A Prescription for Better Care - rsuttongee
https://medium.com/@tjparker/a-prescription-for-better-care-7facc9f4068e#.37dximunv
======
zeroxfe
The other side of the story, from the comments:

"Express Scripts repeatedly warned PillPack that it was violating three
standards, according to Henry: it labeled itself as a “retail pharmacy” in its
contract when it is in fact a “mail-order pharmacy”; it shipped medications to
a state where it was not licensed to do so; and operated without a license
from URAC (formerly known as the Utilization Review Accreditation Commission),
a nonprofit that helps promote health care quality by accrediting various
medical care organizations."

------
salimmadjd
For PBM's (they control your RX benefits for insurance companies) to also be a
pharmacy is a huge conflict of interest. How it does not fall under antitrust
laws is a surprise.

That being said, PillPack seem to be very small and was only supplying 1 out
25000 prescription fulfilled by Express Scripts [1] I also think PillPack
didn't want to label itself an "online pharmacy" for branding reasons, since
"online pharmacies" are usually though of as places where you buy viagras,
etc. which is what express script is arguing [1]
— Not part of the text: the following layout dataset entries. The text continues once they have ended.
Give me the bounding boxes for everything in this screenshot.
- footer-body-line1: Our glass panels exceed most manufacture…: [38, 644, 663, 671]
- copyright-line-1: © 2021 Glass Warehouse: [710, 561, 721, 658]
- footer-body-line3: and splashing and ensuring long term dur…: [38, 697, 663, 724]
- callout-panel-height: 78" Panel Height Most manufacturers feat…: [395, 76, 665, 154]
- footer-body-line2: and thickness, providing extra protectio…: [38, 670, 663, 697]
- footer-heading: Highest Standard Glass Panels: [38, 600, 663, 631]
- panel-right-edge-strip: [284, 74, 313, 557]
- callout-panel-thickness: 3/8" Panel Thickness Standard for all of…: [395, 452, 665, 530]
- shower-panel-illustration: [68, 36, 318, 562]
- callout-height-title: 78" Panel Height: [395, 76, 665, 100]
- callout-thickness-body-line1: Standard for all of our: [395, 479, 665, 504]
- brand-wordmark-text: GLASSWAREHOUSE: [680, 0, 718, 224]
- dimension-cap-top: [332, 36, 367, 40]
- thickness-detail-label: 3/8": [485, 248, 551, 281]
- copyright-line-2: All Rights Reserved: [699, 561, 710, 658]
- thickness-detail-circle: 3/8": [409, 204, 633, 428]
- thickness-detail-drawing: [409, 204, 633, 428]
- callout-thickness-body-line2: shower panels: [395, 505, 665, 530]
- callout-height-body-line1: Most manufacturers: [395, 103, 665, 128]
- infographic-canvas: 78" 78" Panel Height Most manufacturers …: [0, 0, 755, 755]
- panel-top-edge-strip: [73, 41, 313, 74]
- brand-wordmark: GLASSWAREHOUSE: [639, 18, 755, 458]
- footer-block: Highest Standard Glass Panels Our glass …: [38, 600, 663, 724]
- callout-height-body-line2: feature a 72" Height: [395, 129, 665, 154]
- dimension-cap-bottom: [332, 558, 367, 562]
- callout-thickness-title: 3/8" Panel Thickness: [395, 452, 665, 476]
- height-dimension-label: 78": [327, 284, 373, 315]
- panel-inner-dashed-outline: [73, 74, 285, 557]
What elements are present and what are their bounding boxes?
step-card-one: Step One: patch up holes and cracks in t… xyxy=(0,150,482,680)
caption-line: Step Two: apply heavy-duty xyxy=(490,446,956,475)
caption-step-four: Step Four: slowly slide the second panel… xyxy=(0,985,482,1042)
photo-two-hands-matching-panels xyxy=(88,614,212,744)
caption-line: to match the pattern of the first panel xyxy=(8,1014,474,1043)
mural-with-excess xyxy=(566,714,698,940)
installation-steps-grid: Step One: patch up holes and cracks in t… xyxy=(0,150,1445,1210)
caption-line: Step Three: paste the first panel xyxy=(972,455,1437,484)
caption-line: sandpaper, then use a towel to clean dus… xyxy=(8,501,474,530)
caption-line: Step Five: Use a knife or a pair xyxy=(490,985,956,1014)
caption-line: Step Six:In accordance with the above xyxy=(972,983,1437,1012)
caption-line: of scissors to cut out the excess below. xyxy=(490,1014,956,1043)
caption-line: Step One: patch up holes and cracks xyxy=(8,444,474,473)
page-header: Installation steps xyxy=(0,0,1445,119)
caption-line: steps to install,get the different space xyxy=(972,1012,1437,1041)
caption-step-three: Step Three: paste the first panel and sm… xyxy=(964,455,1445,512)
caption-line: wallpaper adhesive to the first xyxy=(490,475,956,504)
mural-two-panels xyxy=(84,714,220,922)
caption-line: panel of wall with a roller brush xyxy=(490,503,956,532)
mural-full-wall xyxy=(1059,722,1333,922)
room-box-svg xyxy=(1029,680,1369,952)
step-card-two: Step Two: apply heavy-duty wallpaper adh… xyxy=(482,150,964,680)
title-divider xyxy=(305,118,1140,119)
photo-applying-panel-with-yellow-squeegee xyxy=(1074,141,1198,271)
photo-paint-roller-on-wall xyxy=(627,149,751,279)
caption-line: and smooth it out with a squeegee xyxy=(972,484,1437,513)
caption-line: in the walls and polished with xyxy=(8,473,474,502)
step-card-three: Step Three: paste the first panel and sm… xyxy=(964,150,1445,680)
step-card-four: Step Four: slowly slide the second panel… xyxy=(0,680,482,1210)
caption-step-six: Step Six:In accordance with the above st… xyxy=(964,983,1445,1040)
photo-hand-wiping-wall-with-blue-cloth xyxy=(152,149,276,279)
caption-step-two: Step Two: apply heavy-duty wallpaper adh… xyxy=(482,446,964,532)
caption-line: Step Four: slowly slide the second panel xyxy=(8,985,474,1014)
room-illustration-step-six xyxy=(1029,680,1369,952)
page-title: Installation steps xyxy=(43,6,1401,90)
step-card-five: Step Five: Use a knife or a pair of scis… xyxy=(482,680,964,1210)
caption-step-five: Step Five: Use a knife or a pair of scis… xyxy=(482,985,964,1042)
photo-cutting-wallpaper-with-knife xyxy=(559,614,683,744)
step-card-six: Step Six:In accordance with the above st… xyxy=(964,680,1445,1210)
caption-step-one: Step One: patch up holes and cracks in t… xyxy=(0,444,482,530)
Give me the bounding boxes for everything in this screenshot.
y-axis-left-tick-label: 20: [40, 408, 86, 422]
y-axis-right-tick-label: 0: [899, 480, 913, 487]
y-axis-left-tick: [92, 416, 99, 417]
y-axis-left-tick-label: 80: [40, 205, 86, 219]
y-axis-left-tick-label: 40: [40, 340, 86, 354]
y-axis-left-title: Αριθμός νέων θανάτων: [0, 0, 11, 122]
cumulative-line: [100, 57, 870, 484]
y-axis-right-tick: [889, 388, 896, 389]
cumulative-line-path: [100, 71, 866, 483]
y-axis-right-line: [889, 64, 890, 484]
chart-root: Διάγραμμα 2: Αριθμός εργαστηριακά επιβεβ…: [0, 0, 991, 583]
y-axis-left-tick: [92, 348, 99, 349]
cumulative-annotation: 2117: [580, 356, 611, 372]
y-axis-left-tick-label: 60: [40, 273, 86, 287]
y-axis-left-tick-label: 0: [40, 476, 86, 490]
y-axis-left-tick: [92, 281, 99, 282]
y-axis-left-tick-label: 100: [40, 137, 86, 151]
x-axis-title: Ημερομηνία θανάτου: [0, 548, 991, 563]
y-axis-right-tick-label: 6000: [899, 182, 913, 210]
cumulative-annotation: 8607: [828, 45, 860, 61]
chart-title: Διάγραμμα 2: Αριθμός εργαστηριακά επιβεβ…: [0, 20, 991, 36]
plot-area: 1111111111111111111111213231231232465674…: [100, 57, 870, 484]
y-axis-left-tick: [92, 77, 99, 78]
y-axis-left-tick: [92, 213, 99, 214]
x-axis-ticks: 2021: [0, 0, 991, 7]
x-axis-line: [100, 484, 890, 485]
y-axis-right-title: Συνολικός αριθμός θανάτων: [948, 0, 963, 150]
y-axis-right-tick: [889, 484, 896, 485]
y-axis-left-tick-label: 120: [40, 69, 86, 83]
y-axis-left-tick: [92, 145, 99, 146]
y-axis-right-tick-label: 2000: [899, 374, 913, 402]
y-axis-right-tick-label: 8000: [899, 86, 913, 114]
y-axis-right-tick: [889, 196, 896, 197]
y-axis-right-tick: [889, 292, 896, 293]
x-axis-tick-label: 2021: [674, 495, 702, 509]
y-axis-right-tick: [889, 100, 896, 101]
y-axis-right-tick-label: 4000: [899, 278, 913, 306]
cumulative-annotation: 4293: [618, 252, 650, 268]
[1] [https://www.buzzfeed.com/stephaniemlee/pillpack-vs-
express-s...](https://www.buzzfeed.com/stephaniemlee/pillpack-vs-express-
scripts#.asL8OBRgm)

------
twoodfin
The lack of clarity over exactly why Express Scripts is "blocking" PillPack
makes me suspect there's more to this story.

------
adzm
PBMs recently seem to be getting dirtier. I would hope there are enough angry
people to effect change after this debacle goes down.